Sunday, July 17, 2011

Two Book Reviews

Louise Riotte was a master gardener and a fellow Oklahoman who passed away in 1998, at the age of 88. I discovered a few of her books earlier this year. These are two of my favorites.

Success With Small Food Gardens is a concise introduction to backyard gardening. The author focuses on small spaces and what you can get out of them rather than their limitations. The book includes lots of yard and garden sketches that show how to make the best use of a small space. I especially like the section on edible shrubs and flowers, which can add so much useable plant life to a small yard without compromising aesthetics. The book includes detailed instructions on how to plant, grow and care for many different types of plants, from garden plants to shrubs to trees. Although the book was published in 1977, it is still very valid today, and offers the kind of insight only a naturally talented gardener can impart. If I had to choose one thing about the book that I didn’t like, it would be the drawings of plants. The drawings are actually the work of the author, but I’d prefer actual photographs.

Carrots Love Tomatoes is the ideal companion to Success With Small Food Gardens. This companion planting guide teaches gardeners how to use plants' natural partnerships to produce bigger and better harvests. It also includes lots of other tips for natural pest and disease prevention, soil improvement for specific plants, and information on trees and the growing habits of weeds. Things are really easy to look up -- there is a section each on vegetables and herbs organized by plant, so you can look up how to best take care of your tomatoes or cabbages. Then there's another section on pests, so you can look up a specific pest to see what types of plants may repel it. First published in 1975, this book is another timeless classic that should be on every home gardener’s shelf. I pull it out every time I get ready to plant something new.

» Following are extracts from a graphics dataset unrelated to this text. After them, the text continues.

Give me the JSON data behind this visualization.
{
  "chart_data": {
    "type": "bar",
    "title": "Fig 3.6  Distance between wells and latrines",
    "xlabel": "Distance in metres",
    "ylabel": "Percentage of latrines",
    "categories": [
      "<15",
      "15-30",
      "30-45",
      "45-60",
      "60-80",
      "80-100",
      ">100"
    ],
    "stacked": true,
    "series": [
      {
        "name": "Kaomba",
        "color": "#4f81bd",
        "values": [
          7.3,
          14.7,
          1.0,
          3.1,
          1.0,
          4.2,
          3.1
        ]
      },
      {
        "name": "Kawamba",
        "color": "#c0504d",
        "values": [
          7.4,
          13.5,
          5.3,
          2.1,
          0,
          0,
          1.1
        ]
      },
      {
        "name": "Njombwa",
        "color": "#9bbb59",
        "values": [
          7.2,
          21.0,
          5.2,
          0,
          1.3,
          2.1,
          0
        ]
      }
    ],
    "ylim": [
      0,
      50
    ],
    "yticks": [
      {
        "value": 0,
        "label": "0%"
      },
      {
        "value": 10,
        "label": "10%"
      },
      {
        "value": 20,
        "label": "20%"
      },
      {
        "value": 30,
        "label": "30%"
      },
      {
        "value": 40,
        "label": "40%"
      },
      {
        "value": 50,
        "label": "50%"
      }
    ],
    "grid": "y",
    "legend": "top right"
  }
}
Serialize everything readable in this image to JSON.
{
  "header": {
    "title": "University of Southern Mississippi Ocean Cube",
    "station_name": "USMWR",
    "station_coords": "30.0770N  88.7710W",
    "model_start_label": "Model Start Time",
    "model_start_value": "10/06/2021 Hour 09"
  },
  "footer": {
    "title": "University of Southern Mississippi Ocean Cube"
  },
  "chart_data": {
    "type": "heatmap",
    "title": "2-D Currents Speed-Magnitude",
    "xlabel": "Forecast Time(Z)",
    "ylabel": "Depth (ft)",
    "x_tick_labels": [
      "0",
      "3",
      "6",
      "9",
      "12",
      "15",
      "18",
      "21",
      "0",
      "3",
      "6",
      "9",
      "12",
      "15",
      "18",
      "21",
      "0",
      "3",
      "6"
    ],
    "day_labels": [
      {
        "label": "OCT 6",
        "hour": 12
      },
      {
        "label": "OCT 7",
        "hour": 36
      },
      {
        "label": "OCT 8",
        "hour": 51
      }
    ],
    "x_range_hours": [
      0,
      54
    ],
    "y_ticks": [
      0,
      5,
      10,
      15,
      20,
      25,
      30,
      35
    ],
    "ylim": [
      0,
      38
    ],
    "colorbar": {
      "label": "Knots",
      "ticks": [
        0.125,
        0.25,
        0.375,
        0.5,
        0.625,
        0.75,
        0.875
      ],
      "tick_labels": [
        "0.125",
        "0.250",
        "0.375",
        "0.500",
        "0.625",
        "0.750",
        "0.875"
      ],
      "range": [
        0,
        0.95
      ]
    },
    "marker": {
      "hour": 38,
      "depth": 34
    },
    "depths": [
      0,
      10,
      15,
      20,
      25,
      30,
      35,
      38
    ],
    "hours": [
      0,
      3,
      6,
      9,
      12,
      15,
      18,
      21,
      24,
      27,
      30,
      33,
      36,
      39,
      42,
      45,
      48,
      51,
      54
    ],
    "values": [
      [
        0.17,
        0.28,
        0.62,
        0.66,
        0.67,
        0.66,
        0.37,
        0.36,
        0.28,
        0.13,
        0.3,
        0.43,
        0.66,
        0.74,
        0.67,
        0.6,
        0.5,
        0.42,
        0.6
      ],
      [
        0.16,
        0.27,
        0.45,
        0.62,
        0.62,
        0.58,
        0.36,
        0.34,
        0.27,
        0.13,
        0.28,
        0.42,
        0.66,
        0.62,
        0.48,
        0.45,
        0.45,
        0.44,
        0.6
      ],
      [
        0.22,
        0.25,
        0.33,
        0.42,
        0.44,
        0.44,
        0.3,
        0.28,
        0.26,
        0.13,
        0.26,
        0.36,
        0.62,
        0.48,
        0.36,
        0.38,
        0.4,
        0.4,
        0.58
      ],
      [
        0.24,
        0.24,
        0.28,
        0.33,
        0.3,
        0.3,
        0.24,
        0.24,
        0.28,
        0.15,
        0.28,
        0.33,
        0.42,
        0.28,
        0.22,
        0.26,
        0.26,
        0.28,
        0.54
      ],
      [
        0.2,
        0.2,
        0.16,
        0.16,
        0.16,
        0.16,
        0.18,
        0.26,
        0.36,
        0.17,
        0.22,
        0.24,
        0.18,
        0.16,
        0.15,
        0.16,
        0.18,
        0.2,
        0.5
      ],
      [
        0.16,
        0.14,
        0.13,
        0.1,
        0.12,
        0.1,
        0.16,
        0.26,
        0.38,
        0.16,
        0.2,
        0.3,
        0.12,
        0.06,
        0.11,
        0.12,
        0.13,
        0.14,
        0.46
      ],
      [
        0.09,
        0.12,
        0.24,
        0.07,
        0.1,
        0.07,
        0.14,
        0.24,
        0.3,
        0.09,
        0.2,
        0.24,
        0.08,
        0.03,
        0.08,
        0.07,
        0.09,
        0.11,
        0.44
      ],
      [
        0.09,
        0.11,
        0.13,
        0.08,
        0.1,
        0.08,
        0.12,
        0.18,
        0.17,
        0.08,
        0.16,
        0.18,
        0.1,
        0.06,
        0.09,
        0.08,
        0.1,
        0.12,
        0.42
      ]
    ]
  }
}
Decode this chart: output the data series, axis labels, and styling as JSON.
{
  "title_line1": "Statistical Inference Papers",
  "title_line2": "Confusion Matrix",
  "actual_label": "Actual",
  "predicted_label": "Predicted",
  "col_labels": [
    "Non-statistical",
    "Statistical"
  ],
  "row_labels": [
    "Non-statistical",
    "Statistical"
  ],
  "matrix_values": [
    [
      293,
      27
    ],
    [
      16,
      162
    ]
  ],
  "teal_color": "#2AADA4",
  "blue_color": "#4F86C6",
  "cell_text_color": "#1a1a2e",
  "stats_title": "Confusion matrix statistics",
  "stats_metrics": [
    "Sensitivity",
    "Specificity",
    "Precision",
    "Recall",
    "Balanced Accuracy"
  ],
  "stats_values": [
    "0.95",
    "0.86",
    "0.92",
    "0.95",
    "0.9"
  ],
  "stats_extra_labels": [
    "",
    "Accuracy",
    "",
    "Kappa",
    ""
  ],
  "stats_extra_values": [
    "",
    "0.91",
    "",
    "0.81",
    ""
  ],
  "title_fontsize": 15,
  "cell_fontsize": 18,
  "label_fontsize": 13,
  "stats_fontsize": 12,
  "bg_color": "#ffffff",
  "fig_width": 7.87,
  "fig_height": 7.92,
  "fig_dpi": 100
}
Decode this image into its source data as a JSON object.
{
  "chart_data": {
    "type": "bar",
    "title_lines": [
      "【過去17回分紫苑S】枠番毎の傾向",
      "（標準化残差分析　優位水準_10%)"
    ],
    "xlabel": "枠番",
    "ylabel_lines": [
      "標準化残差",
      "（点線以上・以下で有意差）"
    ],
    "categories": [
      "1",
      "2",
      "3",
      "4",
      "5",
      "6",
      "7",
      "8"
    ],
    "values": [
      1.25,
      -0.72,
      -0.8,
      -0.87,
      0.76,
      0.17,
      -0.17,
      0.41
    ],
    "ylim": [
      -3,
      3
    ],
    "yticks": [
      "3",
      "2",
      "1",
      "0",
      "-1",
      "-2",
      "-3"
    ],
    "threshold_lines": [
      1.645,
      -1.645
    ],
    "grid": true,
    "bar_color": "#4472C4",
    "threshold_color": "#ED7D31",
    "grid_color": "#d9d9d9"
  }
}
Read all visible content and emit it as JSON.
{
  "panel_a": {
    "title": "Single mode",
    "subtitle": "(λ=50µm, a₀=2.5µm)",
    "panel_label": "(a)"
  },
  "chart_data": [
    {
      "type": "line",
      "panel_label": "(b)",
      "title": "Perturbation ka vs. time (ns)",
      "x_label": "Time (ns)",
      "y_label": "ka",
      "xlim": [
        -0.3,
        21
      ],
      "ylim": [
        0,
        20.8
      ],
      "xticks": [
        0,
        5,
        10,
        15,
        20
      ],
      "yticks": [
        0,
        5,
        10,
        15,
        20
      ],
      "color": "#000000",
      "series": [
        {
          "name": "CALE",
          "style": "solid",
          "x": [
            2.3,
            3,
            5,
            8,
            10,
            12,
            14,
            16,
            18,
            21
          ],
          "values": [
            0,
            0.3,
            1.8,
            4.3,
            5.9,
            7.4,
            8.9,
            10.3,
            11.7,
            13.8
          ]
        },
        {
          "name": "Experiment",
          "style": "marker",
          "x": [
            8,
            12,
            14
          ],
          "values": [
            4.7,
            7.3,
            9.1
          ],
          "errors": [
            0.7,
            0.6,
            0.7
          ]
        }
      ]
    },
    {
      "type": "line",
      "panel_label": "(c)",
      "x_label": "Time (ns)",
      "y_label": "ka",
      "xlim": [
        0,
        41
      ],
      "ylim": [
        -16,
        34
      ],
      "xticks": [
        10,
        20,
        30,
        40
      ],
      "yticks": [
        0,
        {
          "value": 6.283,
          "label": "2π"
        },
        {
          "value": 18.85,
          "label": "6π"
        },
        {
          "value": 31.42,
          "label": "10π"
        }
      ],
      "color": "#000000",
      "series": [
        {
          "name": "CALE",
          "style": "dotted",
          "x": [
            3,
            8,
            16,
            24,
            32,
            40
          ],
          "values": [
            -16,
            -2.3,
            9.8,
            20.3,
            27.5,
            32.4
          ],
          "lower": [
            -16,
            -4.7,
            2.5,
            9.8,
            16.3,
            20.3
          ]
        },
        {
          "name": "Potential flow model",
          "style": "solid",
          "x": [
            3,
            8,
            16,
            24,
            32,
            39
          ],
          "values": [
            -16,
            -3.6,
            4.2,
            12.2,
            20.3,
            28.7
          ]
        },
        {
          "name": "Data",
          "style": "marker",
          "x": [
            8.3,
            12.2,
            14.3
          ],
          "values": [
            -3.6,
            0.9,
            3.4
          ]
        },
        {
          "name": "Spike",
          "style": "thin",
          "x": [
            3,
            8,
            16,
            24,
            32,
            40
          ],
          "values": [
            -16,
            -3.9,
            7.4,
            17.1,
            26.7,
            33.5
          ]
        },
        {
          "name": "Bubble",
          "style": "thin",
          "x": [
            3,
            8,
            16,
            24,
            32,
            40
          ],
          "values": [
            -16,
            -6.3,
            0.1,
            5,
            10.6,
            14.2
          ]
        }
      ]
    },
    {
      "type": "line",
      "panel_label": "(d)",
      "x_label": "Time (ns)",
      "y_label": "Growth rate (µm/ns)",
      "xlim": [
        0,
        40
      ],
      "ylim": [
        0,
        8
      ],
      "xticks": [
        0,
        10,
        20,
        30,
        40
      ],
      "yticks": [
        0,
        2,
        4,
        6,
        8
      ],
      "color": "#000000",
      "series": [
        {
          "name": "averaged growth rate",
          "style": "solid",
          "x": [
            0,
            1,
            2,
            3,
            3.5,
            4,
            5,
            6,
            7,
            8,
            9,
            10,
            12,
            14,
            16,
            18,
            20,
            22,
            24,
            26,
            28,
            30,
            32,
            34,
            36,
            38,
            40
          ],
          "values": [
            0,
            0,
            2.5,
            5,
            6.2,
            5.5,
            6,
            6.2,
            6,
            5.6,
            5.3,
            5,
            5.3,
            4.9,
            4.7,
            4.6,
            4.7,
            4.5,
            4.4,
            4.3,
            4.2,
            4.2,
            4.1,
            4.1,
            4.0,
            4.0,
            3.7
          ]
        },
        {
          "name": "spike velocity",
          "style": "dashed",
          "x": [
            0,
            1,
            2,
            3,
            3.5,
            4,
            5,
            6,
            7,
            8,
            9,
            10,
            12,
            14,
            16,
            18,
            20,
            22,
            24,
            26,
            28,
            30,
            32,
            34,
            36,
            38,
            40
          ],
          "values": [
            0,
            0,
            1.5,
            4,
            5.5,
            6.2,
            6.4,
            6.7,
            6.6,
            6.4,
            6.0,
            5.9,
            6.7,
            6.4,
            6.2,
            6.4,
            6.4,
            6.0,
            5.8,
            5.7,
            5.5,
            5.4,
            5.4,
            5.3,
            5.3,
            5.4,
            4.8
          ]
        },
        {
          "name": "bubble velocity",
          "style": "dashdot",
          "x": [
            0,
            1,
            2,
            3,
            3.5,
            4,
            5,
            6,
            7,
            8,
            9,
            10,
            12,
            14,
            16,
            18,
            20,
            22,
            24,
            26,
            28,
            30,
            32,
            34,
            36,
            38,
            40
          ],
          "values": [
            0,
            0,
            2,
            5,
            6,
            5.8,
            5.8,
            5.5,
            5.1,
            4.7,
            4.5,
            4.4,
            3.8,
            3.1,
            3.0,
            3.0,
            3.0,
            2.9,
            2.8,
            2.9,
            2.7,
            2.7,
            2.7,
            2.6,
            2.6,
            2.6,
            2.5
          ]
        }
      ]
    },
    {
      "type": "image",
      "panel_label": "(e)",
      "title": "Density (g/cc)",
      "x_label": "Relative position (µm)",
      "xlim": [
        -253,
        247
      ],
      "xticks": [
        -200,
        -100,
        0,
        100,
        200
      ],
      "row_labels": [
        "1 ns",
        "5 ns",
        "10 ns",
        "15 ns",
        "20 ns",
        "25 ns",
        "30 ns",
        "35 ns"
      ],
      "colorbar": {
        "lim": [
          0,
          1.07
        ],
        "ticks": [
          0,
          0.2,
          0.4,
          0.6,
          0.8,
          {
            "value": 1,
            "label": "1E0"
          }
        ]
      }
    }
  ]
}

Here is a list of titles by Louise Riotte.

1 comment:

  1. I ought to buy those. To me, gardening is just work. I want the food but I don't enjoy scratching around in the dirt much. Sometimes, though, you have to do something even if it isn't "fun". I don't know a lot about gardening, I grow some corn sometimes, but that's about it. Yet I have plenty of cleared land I could use for it. Maybe it's a skill I should get on the stick about and learn.